I’ve learned a lot about farming. The cows are in heat and the bull is roaming around with his nose up in the air all the time. You can hear all sort of bovine activity during the night when it is much cooler. I also learned a lot about ducks. We have five ducks in our shed and they have laid eggs since I arrived. Duck gestation is about 28 days so I hope to see a duckling before too long. One day as I was putting the ducks away for the night, I noticed that a mother duck would always taunt and jump on the younger duck to reprimand him for not being on time. This went on night after night. I told the farmer here about it because I had to wait quite a while before I could put them in for the night. He had a wry smile and he told me that the mother duck was really a drake. The light bulb in my head went off and I understood the rest.

The Jesuit directors are really good. I won’t speak about my retreat here, but it was very nice to have liturgy every night in the upper room of the College. The homilists were solid and thoughtful. I was selected to prepare music with the presider each night. I wish I had brought along more music. Lent is a special time to make the long retreat and it coincided nicely with the Triduum and Easter.

We participated in a Seder that preceded a Holy Eucharist on Holy Thursday. This provided a new glimpse about the reality of our saving God. The story of the Jews is our Christian story and it brings much fullness when we can understand the full expression of Jewish prayer as it feeds into our prayer. I received an intimate portrait of God who is always active in our lives.

Kangaroos come out nightly. You can look down rows of the vineyards and see them eating and hopping around. We have emus near the property as well. One night as I was gazing upon the stars and the heavens after praying Psalm 8, I must have lost track of time and where I was. The next thing I knew is that I felt an animal near me and as I gave a shriek, it took off up the hill and over the rocky ledge. When it arrived at a safe distance it began screeching and howling. My heart dropped, but luckily it was more scared than I was.

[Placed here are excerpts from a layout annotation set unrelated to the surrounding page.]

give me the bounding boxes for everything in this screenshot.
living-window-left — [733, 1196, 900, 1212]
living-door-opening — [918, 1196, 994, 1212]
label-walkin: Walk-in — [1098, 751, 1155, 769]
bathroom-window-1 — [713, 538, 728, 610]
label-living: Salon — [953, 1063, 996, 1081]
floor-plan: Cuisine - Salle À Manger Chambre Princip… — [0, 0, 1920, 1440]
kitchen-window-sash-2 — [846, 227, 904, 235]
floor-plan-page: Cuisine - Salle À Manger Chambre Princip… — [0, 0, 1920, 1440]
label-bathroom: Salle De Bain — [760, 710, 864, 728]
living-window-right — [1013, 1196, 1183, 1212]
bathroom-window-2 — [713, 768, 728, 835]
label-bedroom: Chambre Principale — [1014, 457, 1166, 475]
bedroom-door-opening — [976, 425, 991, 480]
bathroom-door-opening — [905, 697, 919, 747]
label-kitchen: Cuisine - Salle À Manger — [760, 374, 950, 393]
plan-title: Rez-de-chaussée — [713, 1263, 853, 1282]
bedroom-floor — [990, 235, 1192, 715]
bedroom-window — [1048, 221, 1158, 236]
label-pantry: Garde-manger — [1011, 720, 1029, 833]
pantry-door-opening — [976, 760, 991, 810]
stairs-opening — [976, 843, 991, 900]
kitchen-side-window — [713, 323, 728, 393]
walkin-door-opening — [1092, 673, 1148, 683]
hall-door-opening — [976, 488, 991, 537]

Well, I’ll end my words here for the moment. We have a few more days at the retreat house to share our stories with our brethren. On Monday, we leave for Adelaide where we will have dinner at Archbishop Phillip Wilson’s house. Bishop Greg O’Kelly (a Jesuit) will join us. From there, four others will join me as we depart for Uluru (formerly Ayer’s Rock) in central Australia west of Alice Springs. Five others will travel to Melbourne via the Ocean Drive and then return to Sydney. One will tan himself on the Sunshine Coast and another will go to Cairns to see a friend of his. I will miss this retreat house because it is so lovely. It is quiet, bug-free, mosquito-free, away from the main activity of the College, and I have two very silent brothers in the house. I lucked out!

Saturday, April 3, 2010

Happy Easter

Happy Easter! Alleluia!

I am soon to finish my long retreat. I have many reflections to share, but I want to wish you a happy season of the Resurrection!